5.0 out of 5 stars Ahead of Its Time, Still a Major Contribution, Needs a Second Volume, October 13, 2012

This is a truly extraordinary book, one I stumbled across as I was browsing the web for “the right stuff.” Whereas most authors and endeavors persist in doing what Dr. Russell Ackoff describes as “doing the wrong thing righter,” this is a book on the bleeding edge of what he and I both favor, “doing the right thing.”
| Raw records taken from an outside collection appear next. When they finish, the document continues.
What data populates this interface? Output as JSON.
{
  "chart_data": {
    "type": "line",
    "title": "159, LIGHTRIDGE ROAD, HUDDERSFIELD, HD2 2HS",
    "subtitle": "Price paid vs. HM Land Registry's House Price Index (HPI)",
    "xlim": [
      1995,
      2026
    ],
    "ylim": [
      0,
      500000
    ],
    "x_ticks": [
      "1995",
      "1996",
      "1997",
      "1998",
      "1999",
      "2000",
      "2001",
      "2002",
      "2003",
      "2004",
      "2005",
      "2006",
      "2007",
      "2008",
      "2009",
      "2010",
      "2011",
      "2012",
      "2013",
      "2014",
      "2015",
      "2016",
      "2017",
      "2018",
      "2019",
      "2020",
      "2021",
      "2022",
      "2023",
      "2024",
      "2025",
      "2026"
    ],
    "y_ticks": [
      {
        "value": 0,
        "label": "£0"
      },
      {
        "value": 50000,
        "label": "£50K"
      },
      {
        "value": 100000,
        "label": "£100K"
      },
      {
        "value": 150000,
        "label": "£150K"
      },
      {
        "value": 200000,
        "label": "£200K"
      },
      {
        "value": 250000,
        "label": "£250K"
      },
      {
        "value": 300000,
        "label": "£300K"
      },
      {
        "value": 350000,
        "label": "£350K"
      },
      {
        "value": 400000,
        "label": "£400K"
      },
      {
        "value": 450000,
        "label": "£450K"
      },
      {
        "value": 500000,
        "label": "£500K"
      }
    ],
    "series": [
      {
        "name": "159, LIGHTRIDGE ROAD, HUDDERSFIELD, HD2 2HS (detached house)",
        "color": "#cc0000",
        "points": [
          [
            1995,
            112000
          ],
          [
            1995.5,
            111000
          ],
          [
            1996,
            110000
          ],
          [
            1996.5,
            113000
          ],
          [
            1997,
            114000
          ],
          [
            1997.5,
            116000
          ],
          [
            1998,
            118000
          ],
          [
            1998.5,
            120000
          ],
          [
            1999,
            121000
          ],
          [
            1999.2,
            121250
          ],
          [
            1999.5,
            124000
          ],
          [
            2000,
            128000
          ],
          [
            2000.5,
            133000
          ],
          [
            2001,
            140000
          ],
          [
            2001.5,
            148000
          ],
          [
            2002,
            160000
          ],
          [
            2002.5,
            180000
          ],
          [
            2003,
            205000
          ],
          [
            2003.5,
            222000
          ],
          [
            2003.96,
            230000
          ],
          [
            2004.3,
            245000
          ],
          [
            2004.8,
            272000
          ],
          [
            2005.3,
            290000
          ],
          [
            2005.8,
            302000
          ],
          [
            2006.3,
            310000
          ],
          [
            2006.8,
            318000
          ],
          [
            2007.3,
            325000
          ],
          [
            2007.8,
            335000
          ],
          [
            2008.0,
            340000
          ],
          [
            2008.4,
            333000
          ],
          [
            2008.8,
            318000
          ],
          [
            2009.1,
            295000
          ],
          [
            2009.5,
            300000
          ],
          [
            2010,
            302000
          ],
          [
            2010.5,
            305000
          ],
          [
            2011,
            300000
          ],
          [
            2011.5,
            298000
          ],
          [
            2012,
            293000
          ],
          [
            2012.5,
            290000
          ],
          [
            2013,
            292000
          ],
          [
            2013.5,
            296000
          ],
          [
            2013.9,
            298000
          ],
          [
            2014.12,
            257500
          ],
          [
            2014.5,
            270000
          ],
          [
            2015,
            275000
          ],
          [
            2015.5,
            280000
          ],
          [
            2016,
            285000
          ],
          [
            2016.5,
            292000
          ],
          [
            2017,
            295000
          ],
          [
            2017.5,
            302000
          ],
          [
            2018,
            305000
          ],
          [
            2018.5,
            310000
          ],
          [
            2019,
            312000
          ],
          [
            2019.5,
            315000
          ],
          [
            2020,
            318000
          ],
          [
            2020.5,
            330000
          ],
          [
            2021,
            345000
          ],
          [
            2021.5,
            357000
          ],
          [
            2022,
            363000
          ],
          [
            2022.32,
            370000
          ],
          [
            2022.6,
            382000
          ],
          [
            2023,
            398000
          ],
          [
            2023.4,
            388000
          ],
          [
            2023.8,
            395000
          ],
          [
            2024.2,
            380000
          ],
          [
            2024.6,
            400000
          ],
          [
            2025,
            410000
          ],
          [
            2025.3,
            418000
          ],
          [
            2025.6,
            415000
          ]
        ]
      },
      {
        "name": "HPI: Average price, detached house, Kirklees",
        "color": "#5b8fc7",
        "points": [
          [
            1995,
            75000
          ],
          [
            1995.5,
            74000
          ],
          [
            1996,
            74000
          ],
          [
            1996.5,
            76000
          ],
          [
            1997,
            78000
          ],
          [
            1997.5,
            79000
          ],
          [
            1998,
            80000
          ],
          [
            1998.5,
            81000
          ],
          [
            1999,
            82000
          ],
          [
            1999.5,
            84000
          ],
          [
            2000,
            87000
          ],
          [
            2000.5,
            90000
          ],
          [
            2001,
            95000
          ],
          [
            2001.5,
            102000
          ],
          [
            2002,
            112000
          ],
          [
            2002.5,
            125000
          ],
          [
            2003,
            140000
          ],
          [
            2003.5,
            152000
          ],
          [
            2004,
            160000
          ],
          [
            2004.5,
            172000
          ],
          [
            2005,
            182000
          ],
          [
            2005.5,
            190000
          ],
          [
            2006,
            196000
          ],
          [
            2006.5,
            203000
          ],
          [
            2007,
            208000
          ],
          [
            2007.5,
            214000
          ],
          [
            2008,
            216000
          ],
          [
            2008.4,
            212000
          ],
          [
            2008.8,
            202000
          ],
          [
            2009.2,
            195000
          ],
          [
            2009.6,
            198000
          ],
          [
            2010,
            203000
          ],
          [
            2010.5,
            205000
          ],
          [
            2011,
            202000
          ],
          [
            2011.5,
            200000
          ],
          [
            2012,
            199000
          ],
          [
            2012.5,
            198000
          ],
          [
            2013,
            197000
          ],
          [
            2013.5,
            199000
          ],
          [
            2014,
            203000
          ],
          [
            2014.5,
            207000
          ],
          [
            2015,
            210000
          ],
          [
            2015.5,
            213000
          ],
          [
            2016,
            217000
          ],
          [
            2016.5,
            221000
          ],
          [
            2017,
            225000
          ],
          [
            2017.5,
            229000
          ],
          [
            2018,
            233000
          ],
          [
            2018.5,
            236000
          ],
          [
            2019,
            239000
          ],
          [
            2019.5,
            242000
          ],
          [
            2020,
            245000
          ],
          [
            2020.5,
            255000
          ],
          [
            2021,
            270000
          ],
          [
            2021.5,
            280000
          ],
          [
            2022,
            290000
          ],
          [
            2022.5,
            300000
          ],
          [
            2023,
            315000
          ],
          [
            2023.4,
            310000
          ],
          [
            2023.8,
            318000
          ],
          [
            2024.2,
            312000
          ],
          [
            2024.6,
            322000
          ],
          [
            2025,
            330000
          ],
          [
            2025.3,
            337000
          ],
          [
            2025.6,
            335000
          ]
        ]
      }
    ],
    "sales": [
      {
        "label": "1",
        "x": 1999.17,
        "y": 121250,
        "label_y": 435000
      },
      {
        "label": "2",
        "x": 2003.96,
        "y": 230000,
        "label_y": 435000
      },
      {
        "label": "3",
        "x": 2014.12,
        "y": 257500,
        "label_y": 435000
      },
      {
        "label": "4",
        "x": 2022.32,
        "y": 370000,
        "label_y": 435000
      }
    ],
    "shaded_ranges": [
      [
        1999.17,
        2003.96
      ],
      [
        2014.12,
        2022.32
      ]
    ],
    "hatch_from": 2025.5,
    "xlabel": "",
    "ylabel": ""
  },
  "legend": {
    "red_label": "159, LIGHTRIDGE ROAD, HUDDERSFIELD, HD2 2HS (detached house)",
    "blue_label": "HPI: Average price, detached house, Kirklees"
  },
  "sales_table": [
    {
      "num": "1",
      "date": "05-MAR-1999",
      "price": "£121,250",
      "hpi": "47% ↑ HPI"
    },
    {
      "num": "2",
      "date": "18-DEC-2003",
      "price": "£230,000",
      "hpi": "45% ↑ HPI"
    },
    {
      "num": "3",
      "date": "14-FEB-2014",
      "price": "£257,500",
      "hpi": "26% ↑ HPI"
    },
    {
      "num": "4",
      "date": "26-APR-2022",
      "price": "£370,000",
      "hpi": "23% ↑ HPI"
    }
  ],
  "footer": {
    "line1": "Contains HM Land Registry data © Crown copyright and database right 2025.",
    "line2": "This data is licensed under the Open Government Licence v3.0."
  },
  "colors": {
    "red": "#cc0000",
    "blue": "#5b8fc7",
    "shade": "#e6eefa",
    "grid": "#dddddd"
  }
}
What really surprised me about this book is the rich cultural and ethical spirit that has been integrated into each contribution (19 chapters, many with multiple authors). I am also surprised by the conclusion, chapter 19, “Coevolution of Social Science and Emerging Technologies,” which explicitly recognizes that the social sciences are severely retarded in relation to both the challenges facing us and the capacity of emerging technologies to address those challenges. This is a view I have held for some time, and if there ever were an Open Source Agency (OSA) as a sister agency to the Broadcasting Board of Governors (BBG) and as an Open Source Intelligence (OSINT) provider to Whole of Government decision-making and Smart Nation depth and breadth, two of that agencies priorities would address the urgency of re-integrating all of the academic disciplines, and accelerating the maturation of the social sciences, while also applying the new meme of “Open Source Everything” to every one of the technologies addressed in this book.